Contemporary transformations in scholarly practice invite us to rethink the relationships among editing, text, and data. In the humanities and social sciences, editing is no longer understood solely as a process of establishing, transmitting, or shaping
texts; it also serves as a site for the production, structuring, and interpretation of textual data. Conversely, the very notion of “textual data” calls for critical reflection, both on the conditions under which such data are constituted and on their scholarly
uses.
This two-day conference seeks to examine the links between editing and data through a range of theoretical, methodological, and practical questions. What distinguishes an edition from textual data? Under what conditions does editing produce data? What
exactly do we mean by “textual data”? How do processes of editing, annotation, encoding, structuring, and dissemination transform texts into objects that can be used in research environments? Conversely, how does the use of textual data shape the ways we read,
interpret, and understand texts?
By foregrounding the tension between textual materiality, formalization, and interpretation, this conference aims to bring together researchers, editors, librarians, archivists, digital humanities specialists, and anyone interested in the challenges of
scholarly editing and textual analysis.
Possible topics include, but are not limited to:
- conceptual distinctions among text, document, edition, corpus, and data;
- the definition and status of textual data;
- the production of data through editorial practices;
- text encoding, annotation, markup, and structuring;scholarly editing, digital editing, and enhanced editions;
- the uses of textual data in research;
- methods for text analysis, text mining, visualization, and modeling;
- the relationship between textual data and interpretation;
- the epistemological implications of transforming texts into data;
- technical, ethical, legal, and institutional issues related to textual data;
- case studies, project reports, and works in progress.

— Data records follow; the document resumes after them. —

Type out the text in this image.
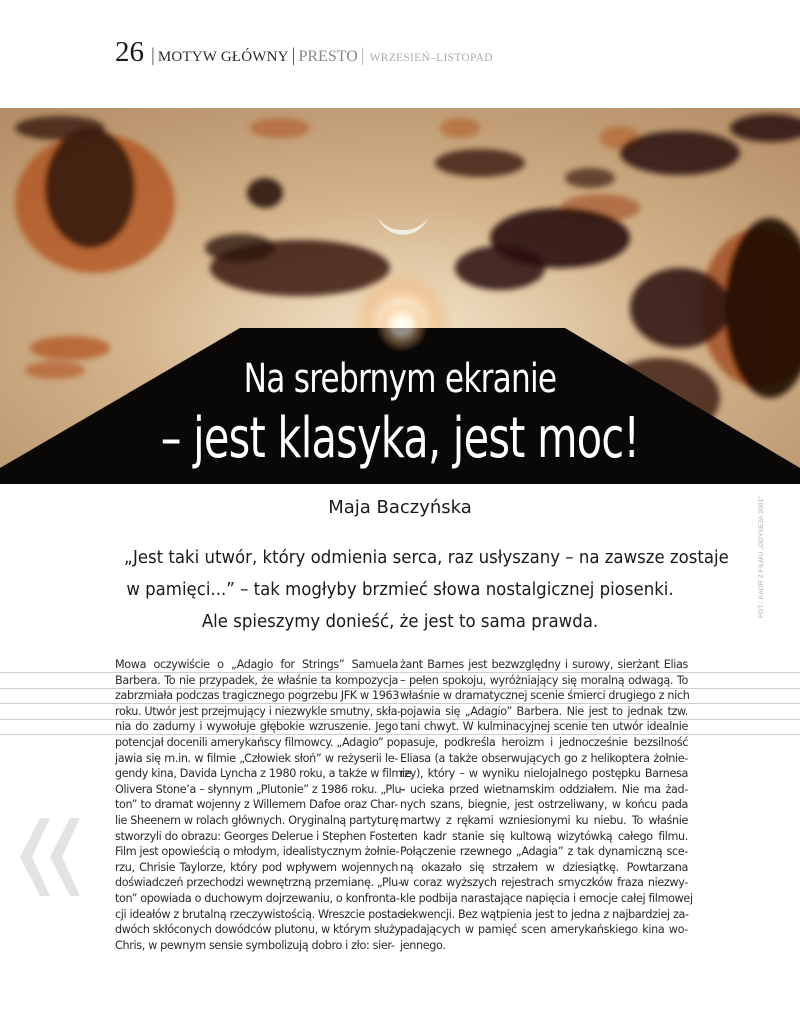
26 | MOTYW GŁÓWNY | PRESTO | WRZESIEŃ–LISTOPAD
Na srebrnym ekranie
– jest klasyka, jest moc!
FOT.: KADR Z FILMU „ODYSEJA 2001”
Maja Baczyńska
„Jest taki utwór, który odmienia serca, raz usłyszany – na zawsze zostaje
w pamięci...” – tak mogłyby brzmieć słowa nostalgicznej piosenki.
Ale spieszymy donieść, że jest to sama prawda.
Mowa oczywiście o „Adagio for Strings” Samuela
Barbera. To nie przypadek, że właśnie ta kompozycja
zabrzmiała podczas tragicznego pogrzebu JFK w 1963
roku. Utwór jest przejmujący i niezwykle smutny, skła-
nia do zadumy i wywołuje głębokie wzruszenie. Jego
potencjał docenili amerykańscy filmowcy. „Adagio” po-
jawia się m.in. w filmie „Człowiek słoń” w reżyserii le-
gendy kina, Davida Lyncha z 1980 roku, a także w filmie
Olivera Stone’a – słynnym „Plutonie” z 1986 roku. „Plu-
ton” to dramat wojenny z Willemem Dafoe oraz Char-
lie Sheenem w rolach głównych. Oryginalną partyturę
stworzyli do obrazu: Georges Delerue i Stephen Foster.
Film jest opowieścią o młodym, idealistycznym żołnie-
rzu, Chrisie Taylorze, który pod wpływem wojennych
doświadczeń przechodzi wewnętrzną przemianę. „Plu-
ton” opowiada o duchowym dojrzewaniu, o konfronta-
cji ideałów z brutalną rzeczywistością. Wreszcie postaci
dwóch skłóconych dowódców plutonu, w którym służy
Chris, w pewnym sensie symbolizują dobro i zło: sier-
żant Barnes jest bezwzględny i surowy, sierżant Elias
– pełen spokoju, wyróżniający się moralną odwagą. To
właśnie w dramatycznej scenie śmierci drugiego z nich
pojawia się „Adagio” Barbera. Nie jest to jednak tzw.
tani chwyt. W kulminacyjnej scenie ten utwór idealnie
pasuje, podkreśla heroizm i jednocześnie bezsilność
Eliasa (a także obserwujących go z helikoptera żołnie-
rzy), który – w wyniku nielojalnego postępku Barnesa
– ucieka przed wietnamskim oddziałem. Nie ma żad-
nych szans, biegnie, jest ostrzeliwany, w końcu pada
martwy z rękami wzniesionymi ku niebu. To właśnie
ten kadr stanie się kultową wizytówką całego filmu.
Połączenie rzewnego „Adagia” z tak dynamiczną sce-
ną okazało się strzałem w dziesiątkę. Powtarzana
w coraz wyższych rejestrach smyczków fraza niezwy-
kle podbija narastające napięcia i emocje całej filmowej
sekwencji. Bez wątpienia jest to jedna z najbardziej za-
padających w pamięć scen amerykańskiego kina wo-
jennego.
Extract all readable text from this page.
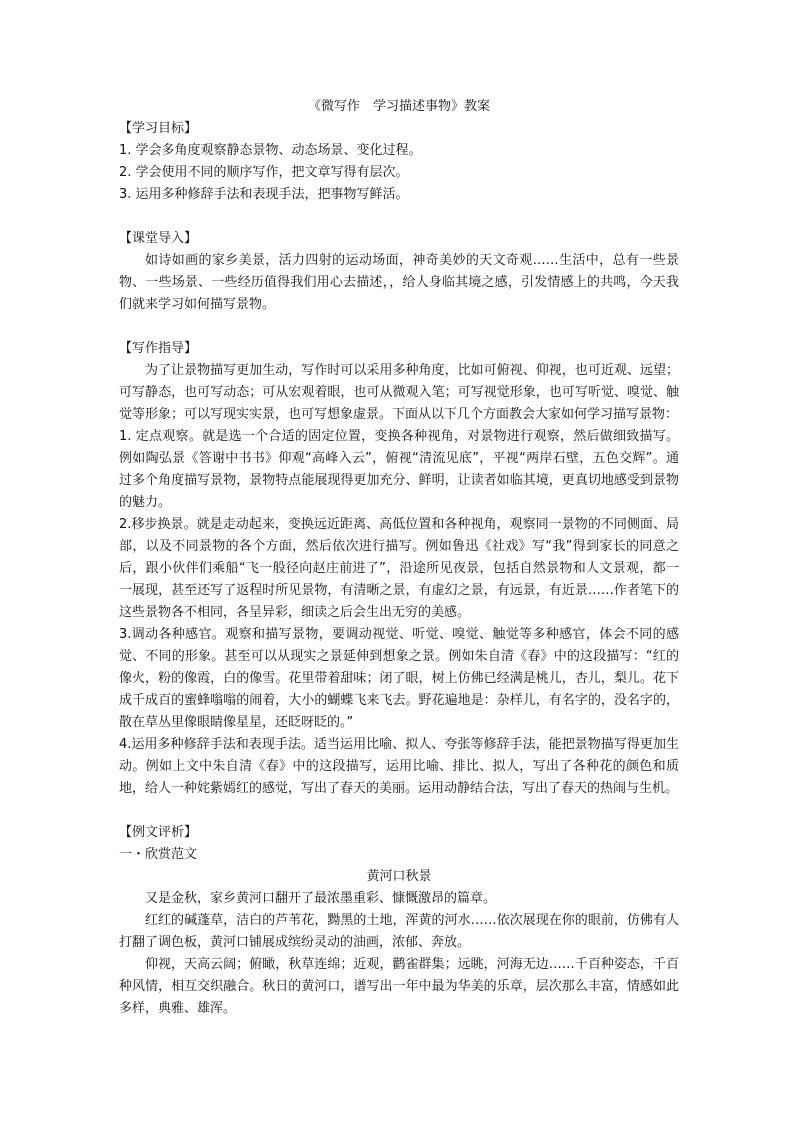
《微写作　学习描述事物》教案

【学习目标】

1. 学会多角度观察静态景物、动态场景、变化过程。

2. 学会使用不同的顺序写作，把文章写得有层次。

3. 运用多种修辞手法和表现手法，把事物写鲜活。

【课堂导入】

如诗如画的家乡美景，活力四射的运动场面，神奇美妙的天文奇观……生活中，总有一些景物、一些场景、一些经历值得我们用心去描述，，给人身临其境之感，引发情感上的共鸣，今天我们就来学习如何描写景物。

【写作指导】

为了让景物描写更加生动，写作时可以采用多种角度，比如可俯视、仰视，也可近观、远望；可写静态，也可写动态；可从宏观着眼，也可从微观入笔；可写视觉形象，也可写听觉、嗅觉、触觉等形象；可以写现实实景，也可写想象虚景。下面从以下几个方面教会大家如何学习描写景物：

1. 定点观察。就是选一个合适的固定位置，变换各种视角，对景物进行观察，然后做细致描写。例如陶弘景《答谢中书书》仰观“高峰入云”，俯视“清流见底”，平视“两岸石壁，五色交辉”。通过多个角度描写景物，景物特点能展现得更加充分、鲜明，让读者如临其境，更真切地感受到景物的魅力。

2.移步换景。就是走动起来，变换远近距离、高低位置和各种视角，观察同一景物的不同侧面、局部，以及不同景物的各个方面，然后依次进行描写。例如鲁迅《社戏》写“我”得到家长的同意之后，跟小伙伴们乘船“飞一般径向赵庄前进了”，沿途所见夜景，包括自然景物和人文景观，都一 一展现，甚至还写了返程时所见景物，有清晰之景，有虚幻之景，有远景，有近景……作者笔下的这些景物各不相同，各呈异彩，细读之后会生出无穷的美感。

3.调动各种感官。观察和描写景物，要调动视觉、听觉、嗅觉、触觉等多种感官，体会不同的感觉、不同的形象。甚至可以从现实之景延伸到想象之景。例如朱自清《春》中的这段描写：“红的像火，粉的像霞，白的像雪。花里带着甜味；闭了眼，树上仿佛已经满是桃儿，杏儿，梨儿。花下成千成百的蜜蜂嗡嗡的闹着，大小的蝴蝶飞来飞去。野花遍地是：杂样儿，有名字的，没名字的，散在草丛里像眼睛像星星，还眨呀眨的。”

4.运用多种修辞手法和表现手法。适当运用比喻、拟人、夸张等修辞手法，能把景物描写得更加生动。例如上文中朱自清《春》中的这段描写，运用比喻、排比、拟人，写出了各种花的颜色和质地，给人一种姹紫嫣红的感觉，写出了春天的美丽。运用动静结合法，写出了春天的热闹与生机。

【例文评析】

一・欣赏范文

黄河口秋景

又是金秋，家乡黄河口翻开了最浓墨重彩、慷慨激昂的篇章。

红红的碱蓬草，洁白的芦苇花，黝黑的土地，浑黄的河水……依次展现在你的眼前，仿佛有人打翻了调色板，黄河口铺展成缤纷灵动的油画，浓郁、奔放。

仰视，天高云阔；俯瞰，秋草连绵；近观，鹳雀群集；远眺，河海无边……千百种姿态，千百种风情，相互交织融合。秋日的黄河口，谱写出一年中最为华美的乐章，层次那么丰富，情感如此多样，典雅、雄浑。
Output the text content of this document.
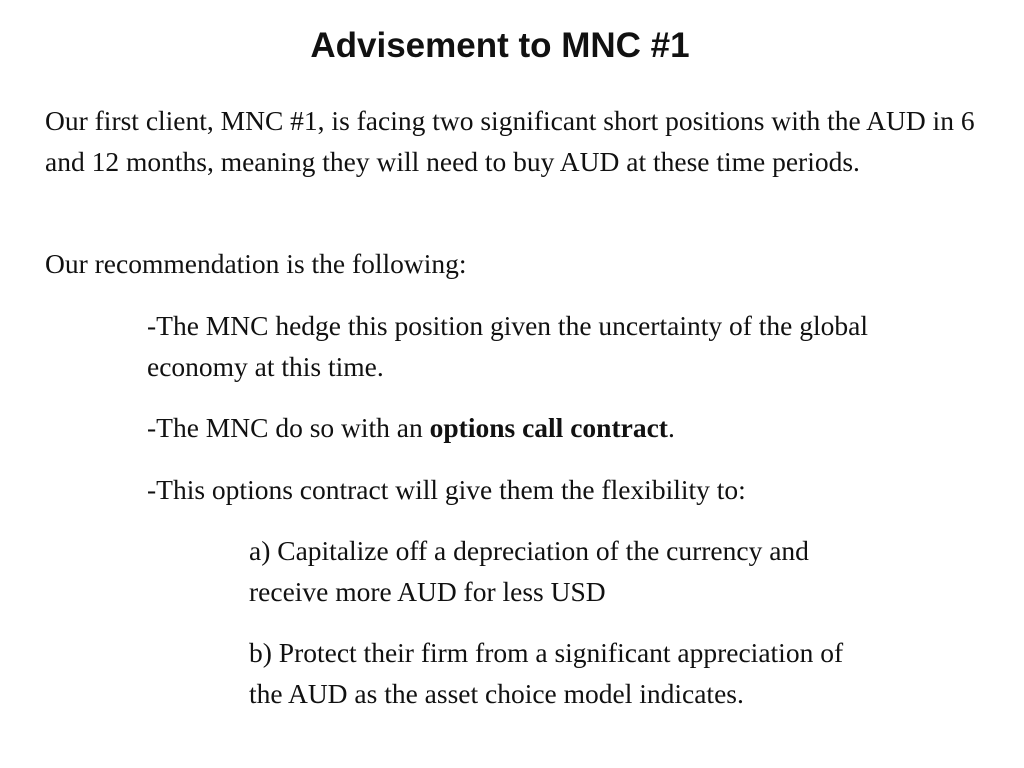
Advisement to MNC #1

Our first client, MNC #1, is facing two significant short positions with the AUD in 6 and 12 months, meaning they will need to buy AUD at these time periods.

Our recommendation is the following:

-The MNC hedge this position given the uncertainty of the global economy at this time.

-The MNC do so with an options call contract.

-This options contract will give them the flexibility to:

a) Capitalize off a depreciation of the currency and receive more AUD for less USD

b) Protect their firm from a significant appreciation of the AUD as the asset choice model indicates.
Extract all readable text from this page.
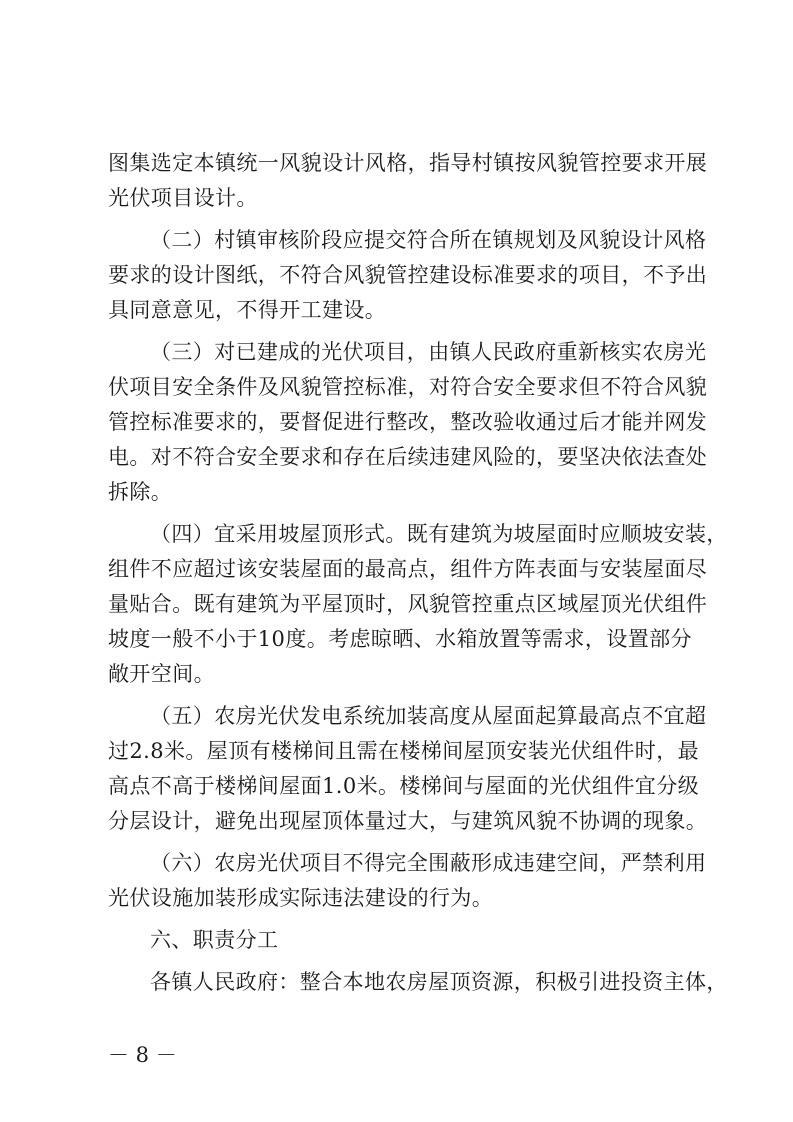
图集选定本镇统一风貌设计风格，指导村镇按风貌管控要求开展
光伏项目设计。
（二）村镇审核阶段应提交符合所在镇规划及风貌设计风格
要求的设计图纸，不符合风貌管控建设标准要求的项目，不予出
具同意意见，不得开工建设。
（三）对已建成的光伏项目，由镇人民政府重新核实农房光
伏项目安全条件及风貌管控标准，对符合安全要求但不符合风貌
管控标准要求的，要督促进行整改，整改验收通过后才能并网发
电。对不符合安全要求和存在后续违建风险的，要坚决依法查处
拆除。
（四）宜采用坡屋顶形式。既有建筑为坡屋面时应顺坡安装，
组件不应超过该安装屋面的最高点，组件方阵表面与安装屋面尽
量贴合。既有建筑为平屋顶时，风貌管控重点区域屋顶光伏组件
坡度一般不小于10度。考虑晾晒、水箱放置等需求，设置部分
敞开空间。
（五）农房光伏发电系统加装高度从屋面起算最高点不宜超
过2.8米。屋顶有楼梯间且需在楼梯间屋顶安装光伏组件时，最
高点不高于楼梯间屋面1.0米。楼梯间与屋面的光伏组件宜分级
分层设计，避免出现屋顶体量过大，与建筑风貌不协调的现象。
（六）农房光伏项目不得完全围蔽形成违建空间，严禁利用
光伏设施加装形成实际违法建设的行为。
六、职责分工
各镇人民政府：整合本地农房屋顶资源，积极引进投资主体，
－ 8 －
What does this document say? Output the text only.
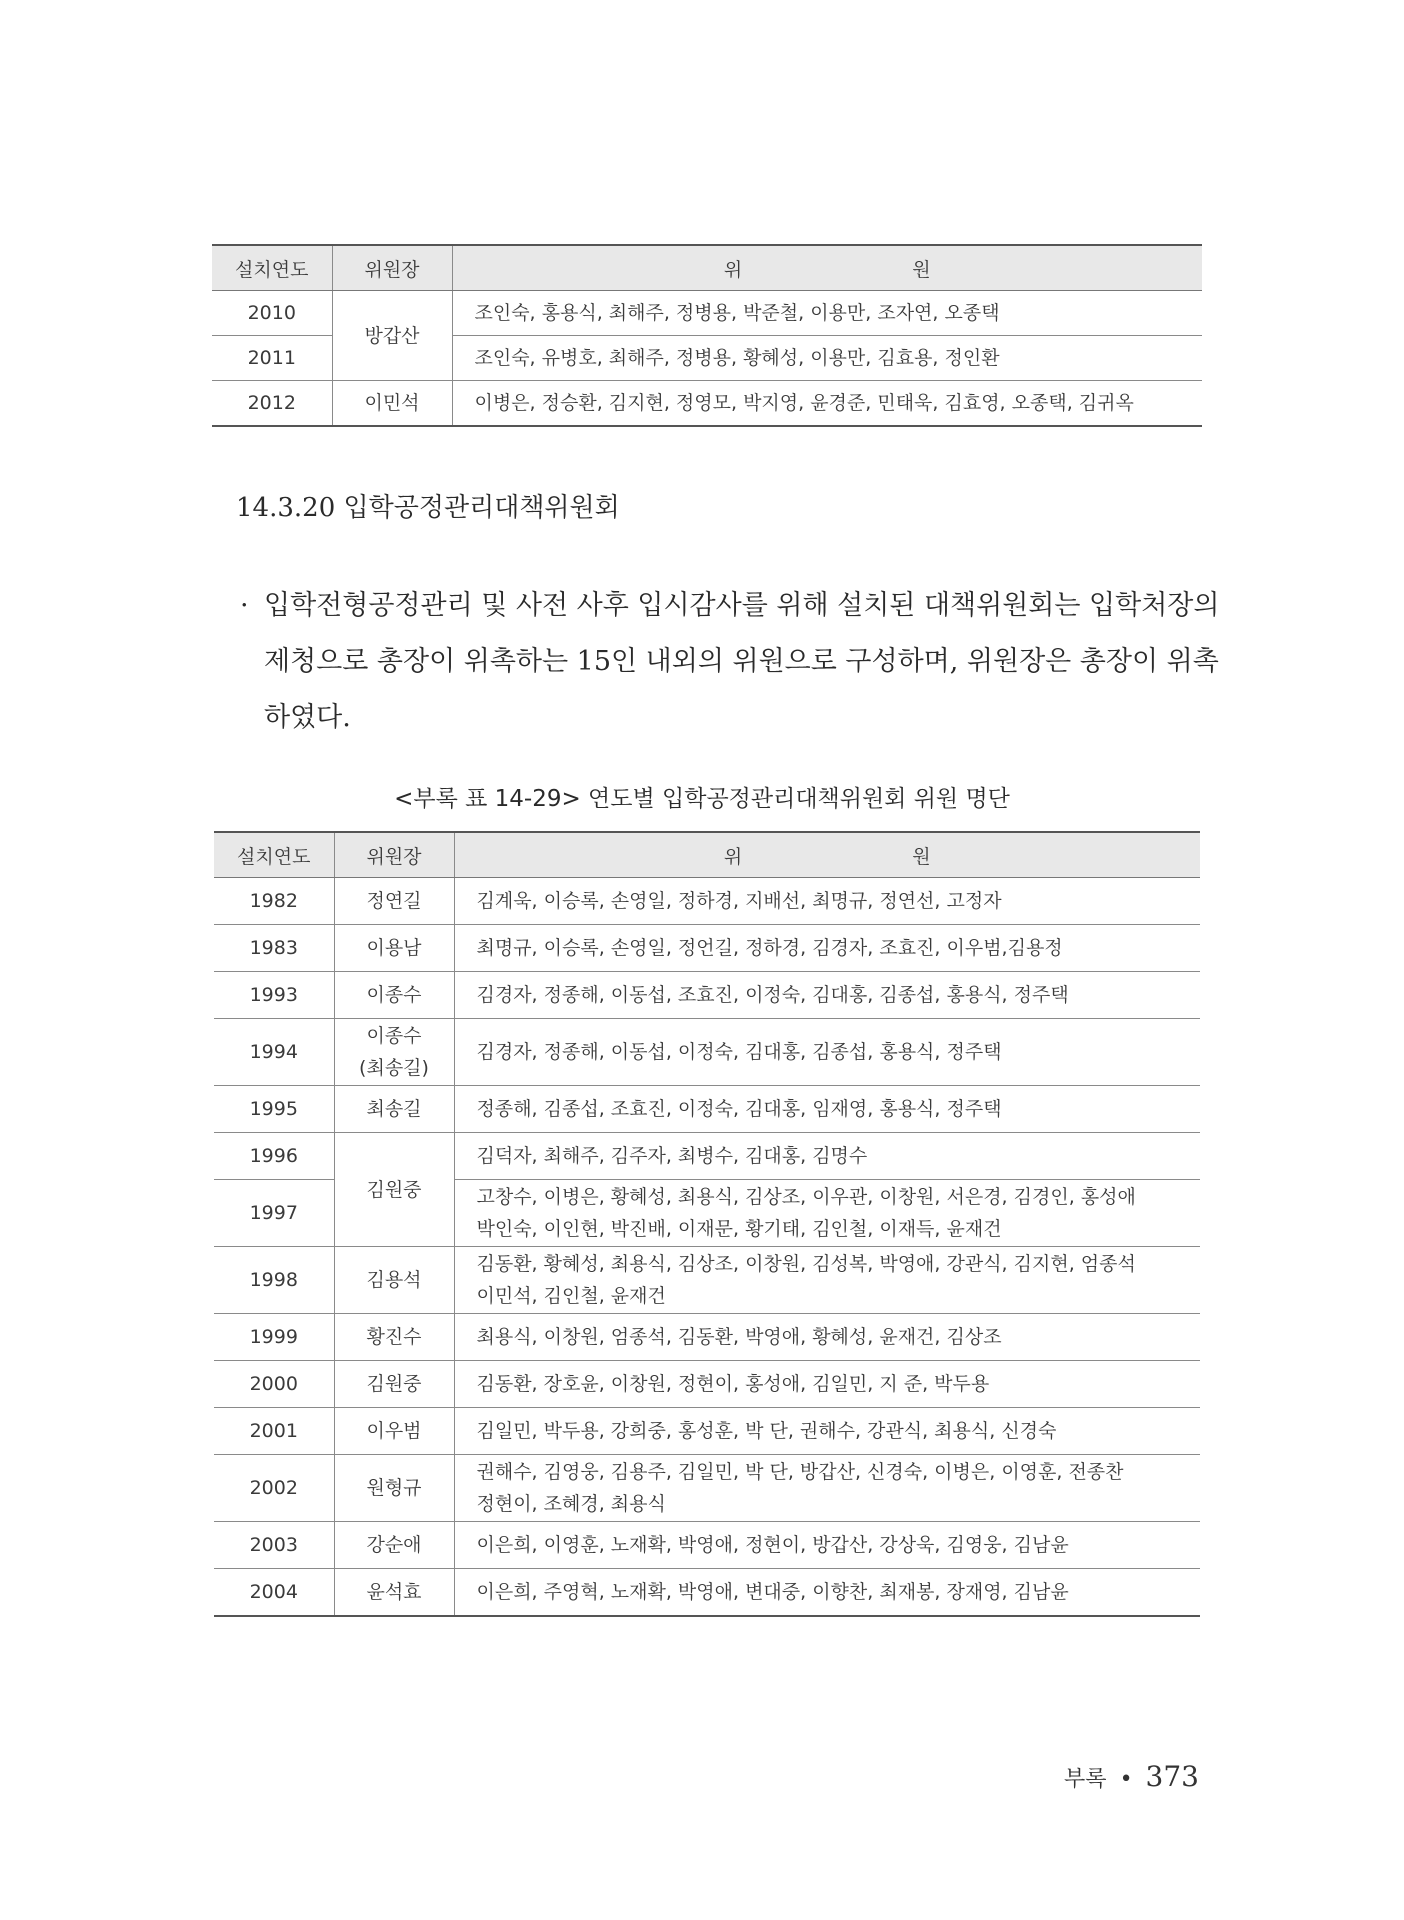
설치연도	위원장	위 원
2010	방갑산	조인숙, 홍용식, 최해주, 정병용, 박준철, 이용만, 조자연, 오종택
2011		조인숙, 유병호, 최해주, 정병용, 황혜성, 이용만, 김효용, 정인환
2012	이민석	이병은, 정승환, 김지현, 정영모, 박지영, 윤경준, 민태욱, 김효영, 오종택, 김귀옥
14.3.20 입학공정관리대책위원회
· 입학전형공정관리 및 사전 사후 입시감사를 위해 설치된 대책위원회는 입학처장의
제청으로 총장이 위촉하는 15인 내외의 위원으로 구성하며, 위원장은 총장이 위촉
하였다.
<부록 표 14-29> 연도별 입학공정관리대책위원회 위원 명단
설치연도	위원장	위 원
1982	정연길	김계욱, 이승록, 손영일, 정하경, 지배선, 최명규, 정연선, 고정자

1983	이용남	최명규, 이승록, 손영일, 정언길, 정하경, 김경자, 조효진, 이우범,김용정

1993	이종수	김경자, 정종해, 이동섭, 조효진, 이정숙, 김대홍, 김종섭, 홍용식, 정주택

1994	이종수
(최송길)	김경자, 정종해, 이동섭, 이정숙, 김대홍, 김종섭, 홍용식, 정주택

1995	최송길	정종해, 김종섭, 조효진, 이정숙, 김대홍, 임재영, 홍용식, 정주택

1996	김원중	김덕자, 최해주, 김주자, 최병수, 김대홍, 김명수

1997		고창수, 이병은, 황혜성, 최용식, 김상조, 이우관, 이창원, 서은경, 김경인, 홍성애
박인숙, 이인현, 박진배, 이재문, 황기태, 김인철, 이재득, 윤재건

1998	김용석	김동환, 황혜성, 최용식, 김상조, 이창원, 김성복, 박영애, 강관식, 김지현, 엄종석
이민석, 김인철, 윤재건

1999	황진수	최용식, 이창원, 엄종석, 김동환, 박영애, 황혜성, 윤재건, 김상조

2000	김원중	김동환, 장호윤, 이창원, 정현이, 홍성애, 김일민, 지 준, 박두용

2001	이우범	김일민, 박두용, 강희중, 홍성훈, 박 단, 권해수, 강관식, 최용식, 신경숙

2002	원형규	권해수, 김영웅, 김용주, 김일민, 박 단, 방갑산, 신경숙, 이병은, 이영훈, 전종찬
정현이, 조혜경, 최용식

2003	강순애	이은희, 이영훈, 노재확, 박영애, 정현이, 방갑산, 강상욱, 김영웅, 김남윤

2004	윤석효	이은희, 주영혁, 노재확, 박영애, 변대중, 이향찬, 최재봉, 장재영, 김남윤
부록 • 373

We hope this conference will provide a space for collective reflection on what editing does to texts when it transforms them into data, and on what textual data, in turn, do to our practices of reading, analysis, and interpretation.
We welcome proposals in either French or English from established scholars as well as graduate students.
Proposals should include:
- a title;
- an abstract of approximately 250 to 300 words;
- a short biographical note (maximum 100 words).
Accepted papers will be allotted 20 minutes, followed by discussion.